Cloudera and Trillium Software recently announced a collaboration whereby the Trillium Big Data solution is certified for Cloudera’s Hadoop distribution. As a result of the partnership, Cloudera customers can take advantage of Trillium’s data quality solutions to profile, cleanse, de-duplicate and enrich Hadoop-based data. Trillium responds to a problem in the Big Data industry wherein the customer focus on deployment and management of Hadoop-based data repositories eclipses concerns about data quality. In the case of Hadoop-based data, data quality solutions predictably face challenges associated with the sheer volume of data that requires cleansing or quality improvements. Trillium’s Big Data Solution for data quality cleanses data natively within Hadoop because identifying data with data quality issues and then transporting it to another infrastructure becomes costly and complex. The collaboration between Trillium Software and Cloudera illustrates the relevance of data quality solutions for Hadoop despite the increased attention currently devoted to Big Data analytics and data visualization solutions. As such, Trillium fills a critical niche within the Big Data processing space and its alliance with Cloudera positions it strongly to consolidate its early traction within the space of solutions dedicated to data quality in the Big Data space.

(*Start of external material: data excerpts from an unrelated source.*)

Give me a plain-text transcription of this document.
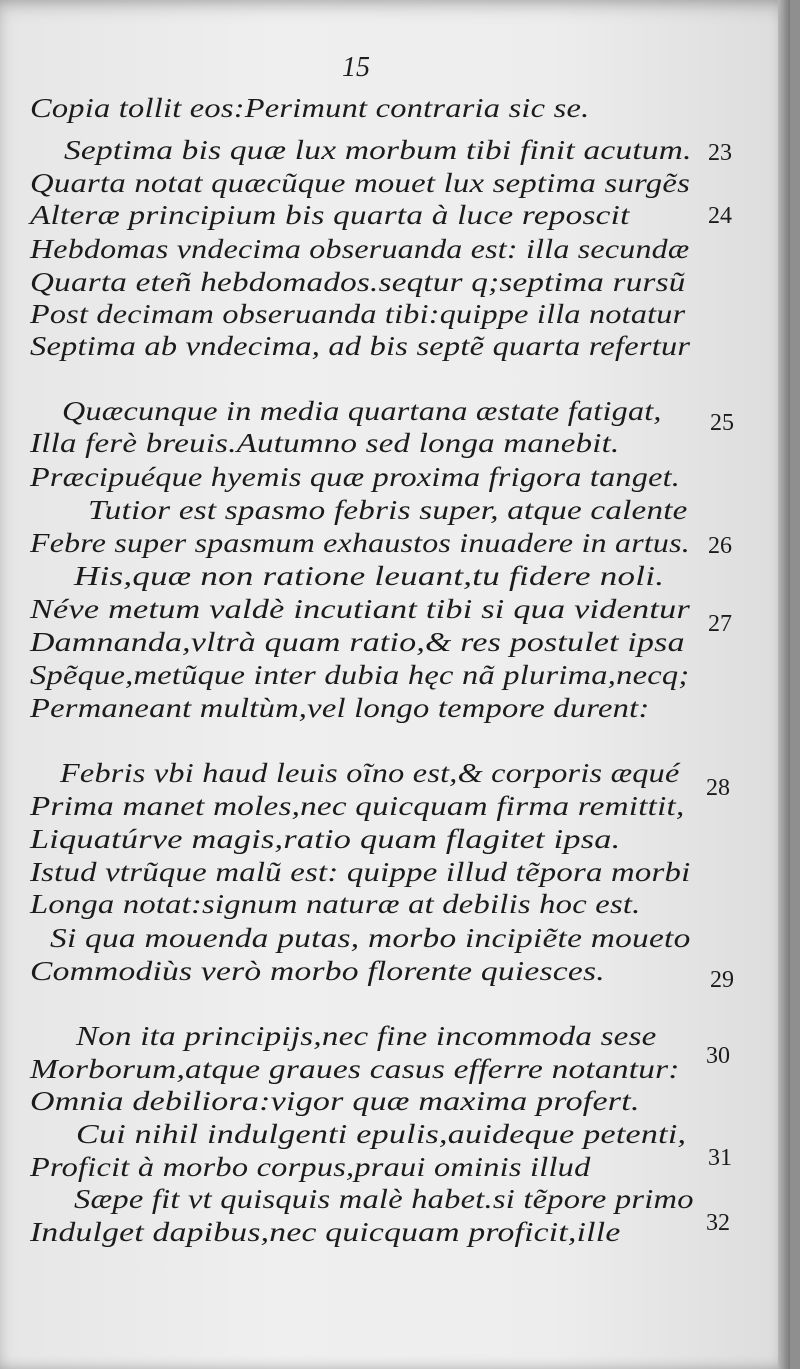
15
Copia tollit eos:Perimunt contraria sic se.
Septima bis quæ lux morbum tibi finit acutum.
Quarta notat quæcũque mouet lux septima surgẽs
Alteræ principium bis quarta à luce reposcit
Hebdomas vndecima obseruanda est: illa secundæ
Quarta eteñ hebdomados.seqtur q;septima rursũ
Post decimam obseruanda tibi:quippe illa notatur
Septima ab vndecima, ad bis septẽ quarta refertur
Quæcunque in media quartana æstate fatigat,
Illa ferè breuis.Autumno sed longa manebit.
Præcipuéque hyemis quæ proxima frigora tanget.
Tutior est spasmo febris super, atque calente
Febre super spasmum exhaustos inuadere in artus.
His,quæ non ratione leuant,tu fidere noli.
Néve metum valdè incutiant tibi si qua videntur
Damnanda,vltrà quam ratio,& res postulet ipsa
Spẽque,metũque inter dubia hęc nã plurima,necq;
Permaneant multùm,vel longo tempore durent:
Febris vbi haud leuis oĩno est,& corporis æqué
Prima manet moles,nec quicquam firma remittit,
Liquatúrve magis,ratio quam flagitet ipsa.
Istud vtrũque malũ est: quippe illud tẽpora morbi
Longa notat:signum naturæ at debilis hoc est.
Si qua mouenda putas, morbo incipiẽte moueto
Commodiùs verò morbo florente quiesces.
Non ita principijs,nec fine incommoda sese
Morborum,atque graues casus efferre notantur:
Omnia debiliora:vigor quæ maxima profert.
Cui nihil indulgenti epulis,auideque petenti,
Proficit à morbo corpus,praui ominis illud
Sæpe fit vt quisquis malè habet.si tẽpore primo
Indulget dapibus,nec quicquam proficit,ille
23
24
25
26
27
28
29
30
31
32
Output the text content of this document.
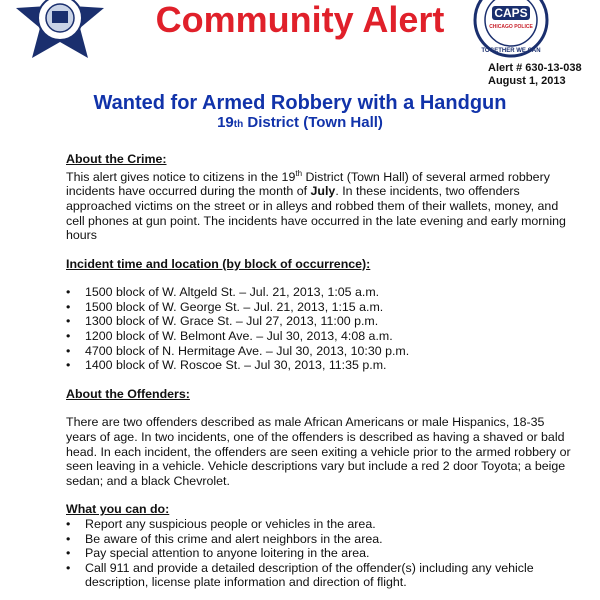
Community Alert	CAPS
CHICAGO POLICE
TOGETHER WE CAN
Alert # 630-13-038
August 1, 2013
Wanted for Armed Robbery with a Handgun
19th District (Town Hall)
About the Crime:

This alert gives notice to citizens in the 19th District (Town Hall) of several armed robbery incidents have occurred during the month of July. In these incidents, two offenders approached victims on the street or in alleys and robbed them of their wallets, money, and cell phones at gun point. The incidents have occurred in the late evening and early morning hours

Incident time and location (by block of occurrence):
• 1500 block of W. Altgeld St. – Jul. 21, 2013, 1:05 a.m.
• 1500 block of W. George St. – Jul. 21, 2013, 1:15 a.m.
• 1300 block of W. Grace St. – Jul 27, 2013, 11:00 p.m.
• 1200 block of W. Belmont Ave. – Jul 30, 2013, 4:08 a.m.
• 4700 block of N. Hermitage Ave. – Jul 30, 2013, 10:30 p.m.
• 1400 block of W. Roscoe St. – Jul 30, 2013, 11:35 p.m.
About the Offenders:

There are two offenders described as male African Americans or male Hispanics, 18-35 years of age. In two incidents, one of the offenders is described as having a shaved or bald head. In each incident, the offenders are seen exiting a vehicle prior to the armed robbery or seen leaving in a vehicle. Vehicle descriptions vary but include a red 2 door Toyota; a beige sedan; and a black Chevrolet.

What you can do:
• Report any suspicious people or vehicles in the area.
• Be aware of this crime and alert neighbors in the area.
• Pay special attention to anyone loitering in the area.
• Call 911 and provide a detailed description of the offender(s) including any vehicle description, license plate information and direction of flight.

Microsoft Azure recently announced news of the Azure Data Lake, a product that serves as a repository for “every type of data collected in a single place prior to any formal definition of requirements or schema.” As noted by Oliver Chiu in a blog post, Data Lakes allow organizations to store all data types regardless of data type and size on the theory that they can subsequently use advanced analytics to determine which data sources should be transferred to a data warehouse for more rigorous data profiling, processing and analytics. The Azure Data Lake’s compatibility with HDFS means that products with data stored in Azure HDInsight and infrastructures that use distributions such as Cloudera, Hortonworks and MapR can integrate with it, thereby allowing them to feed the Azure Data Lake with streams of Hadoop data from internal and third party data sources as necessary. Moreover, the Azure Data Lake supports massively parallel queries that allow for the execution of advanced analytics on massive datasets of the type envisioned for the Azure Data Lake, particularly given its ability to support unlimited data both in aggregate, and with respect to specific files as well. Built for the cloud, the Azure Data Lake gives enterprises a preliminary solution to the problem of architecting an enterprise data warehouse by providing a repository for all data that customers can subsequently use as a base platform from which to retrieve and curate data of interest.

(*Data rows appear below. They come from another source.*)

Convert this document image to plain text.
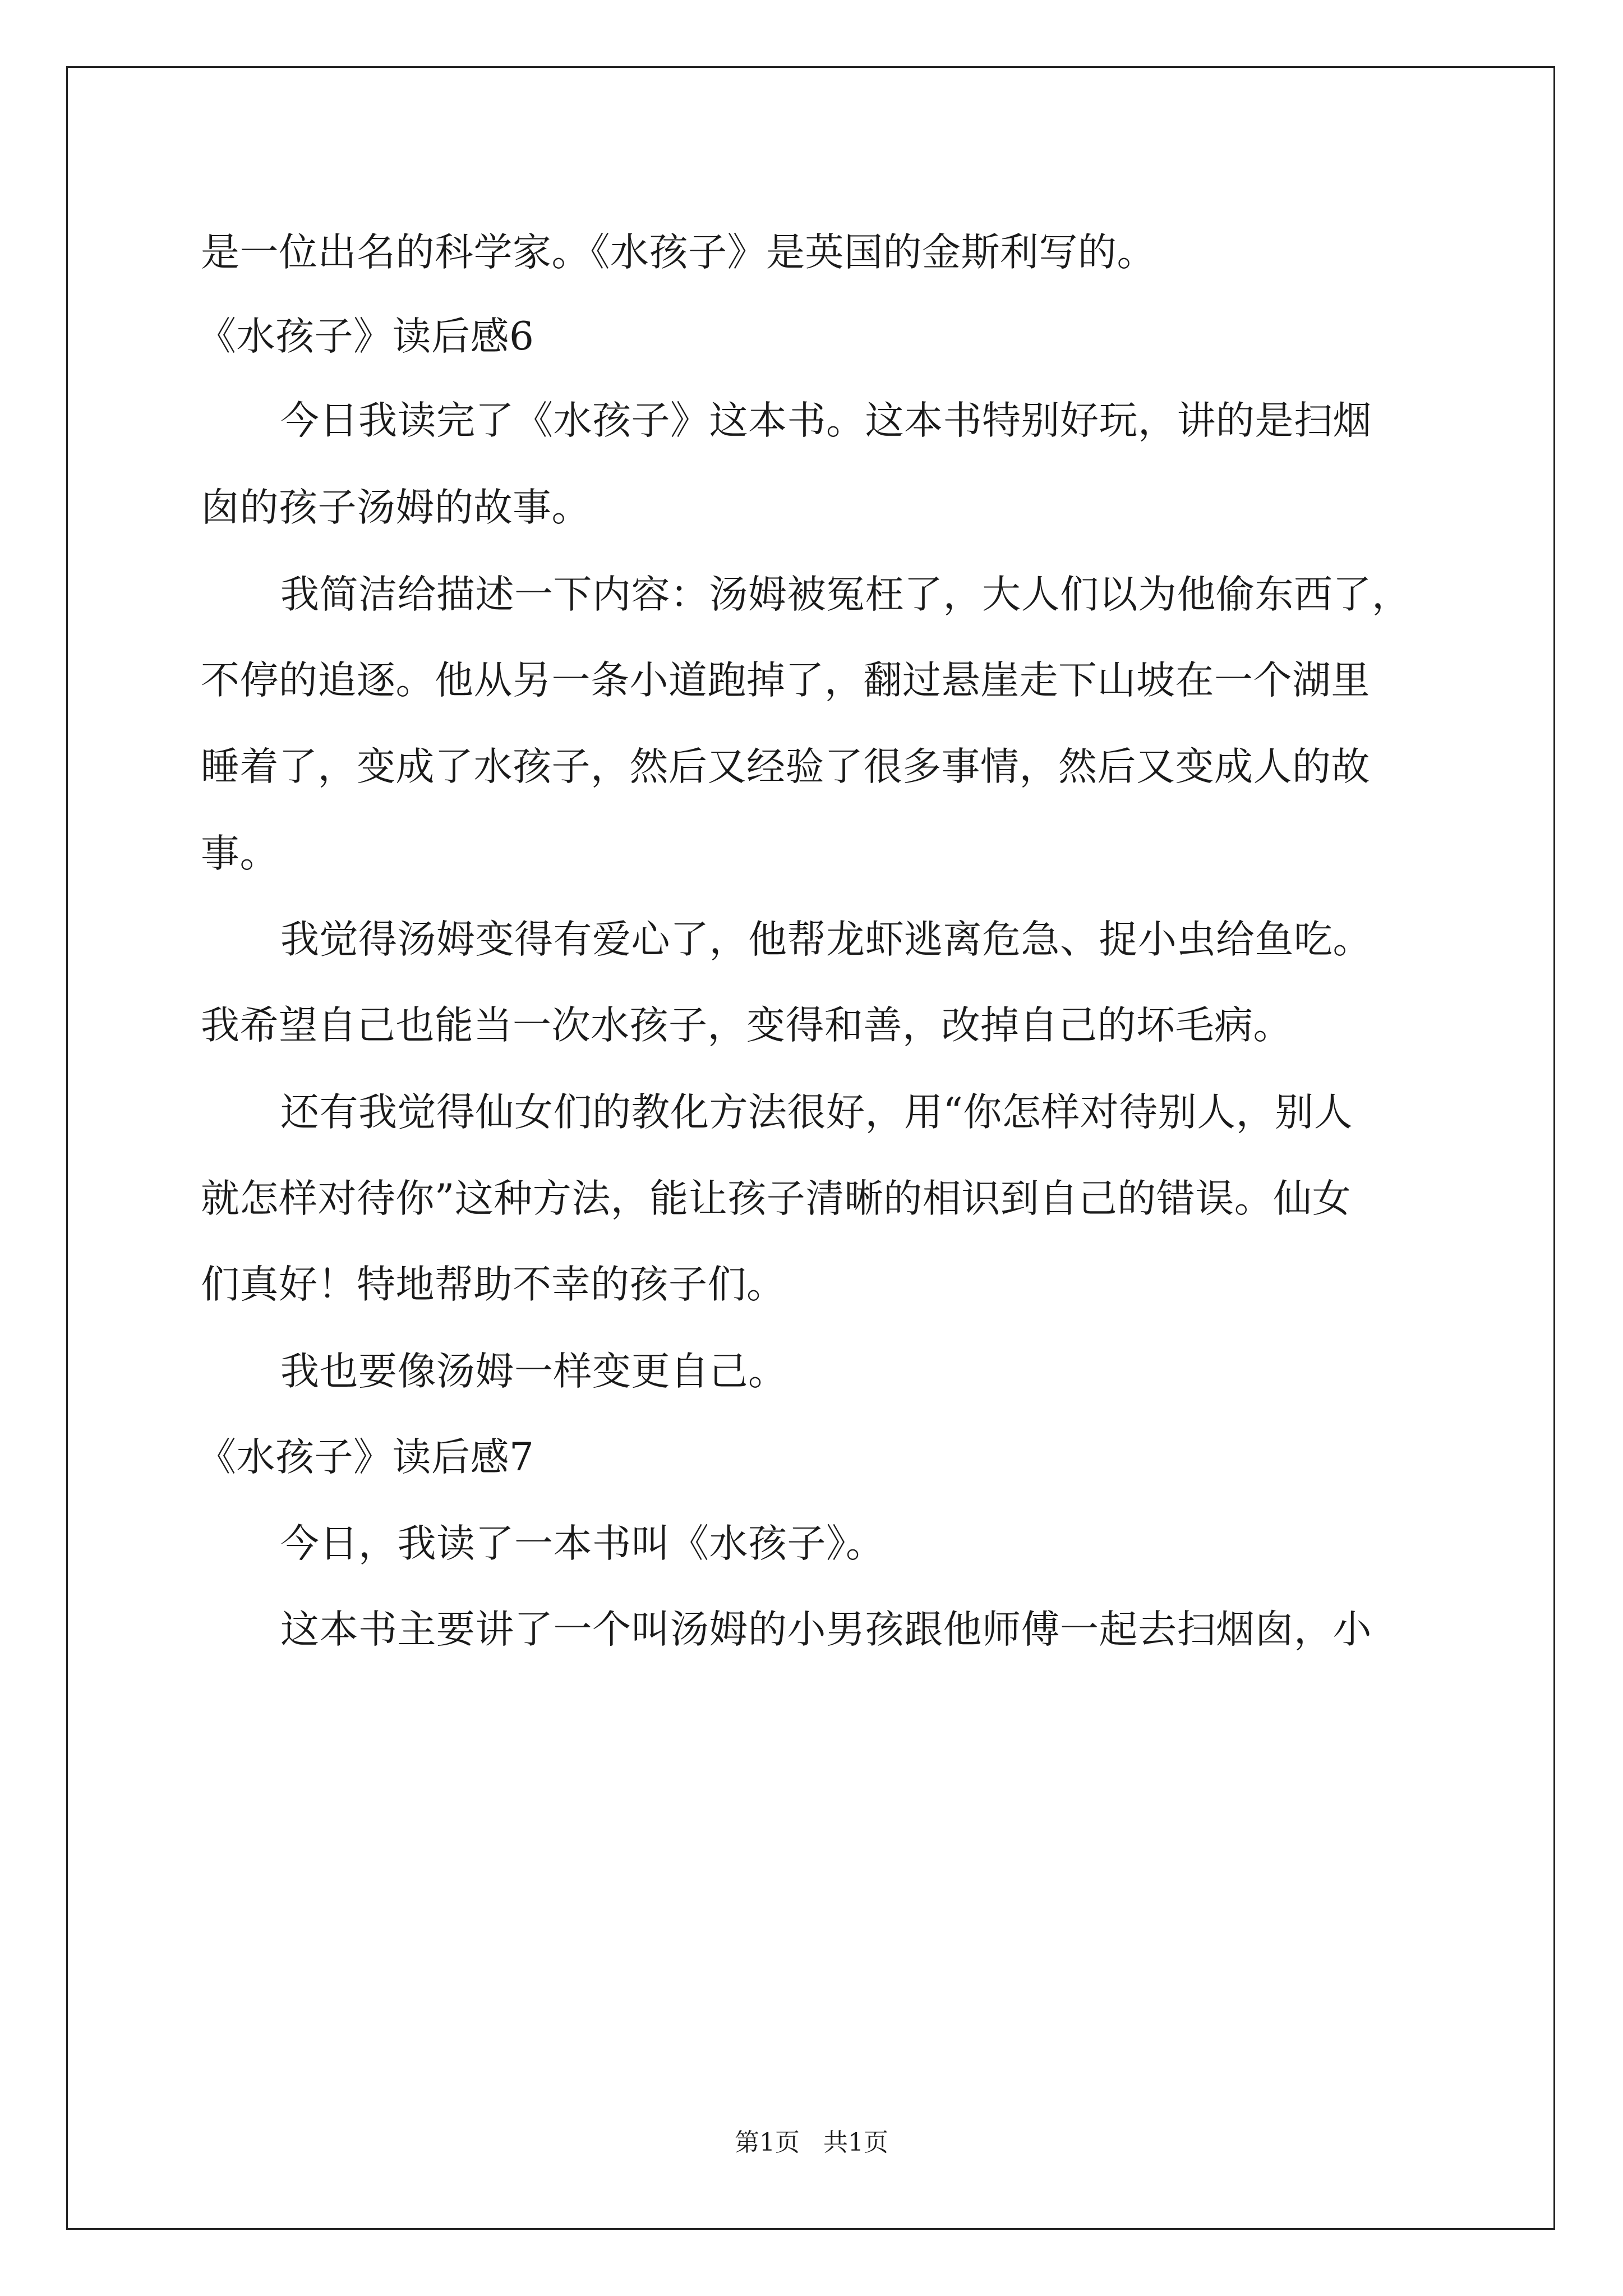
是一位出名的科学家。《水孩子》是英国的金斯利写的。
《水孩子》读后感6
今日我读完了《水孩子》这本书。这本书特别好玩，讲的是扫烟
囱的孩子汤姆的故事。
我简洁给描述一下内容：汤姆被冤枉了，大人们以为他偷东西了，
不停的追逐。他从另一条小道跑掉了，翻过悬崖走下山坡在一个湖里
睡着了，变成了水孩子，然后又经验了很多事情，然后又变成人的故
事。
我觉得汤姆变得有爱心了，他帮龙虾逃离危急、捉小虫给鱼吃。
我希望自己也能当一次水孩子，变得和善，改掉自己的坏毛病。
还有我觉得仙女们的教化方法很好，用“你怎样对待别人，别人
就怎样对待你”这种方法，能让孩子清晰的相识到自己的错误。仙女
们真好！特地帮助不幸的孩子们。
我也要像汤姆一样变更自己。
《水孩子》读后感7
今日，我读了一本书叫《水孩子》。
这本书主要讲了一个叫汤姆的小男孩跟他师傅一起去扫烟囱，小
第1页   共1页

The Azure Data Lake illustrates the way in which the economics of cloud storage redefines the challenges associated with creating an enterprise data warehouse by shifting the focus of enterprise data management away from master data management and data cleansing toward advanced analytics that can query and aggregate data as needed, thereby absolving organizations of the need to create elaborate structures for storing data. In much the same way that Gmail dispenses with files and folders for email storage and depends upon its search functionality to facilitate the retrieval of email-based data, data lakes take the burden of classifying and curating data away from customers but correspondingly place the emphasis on the analytic capabilities of organizations with respect to the ability to query and aggregate data. As such, the commercial success of the Azure Data Lake hinges on its ability to simplify the process of running ad hoc and repeatable analytics on data stored within its purview by giving customers a rich visual user interface and platform for constructing and refining analytic queries on Big Data.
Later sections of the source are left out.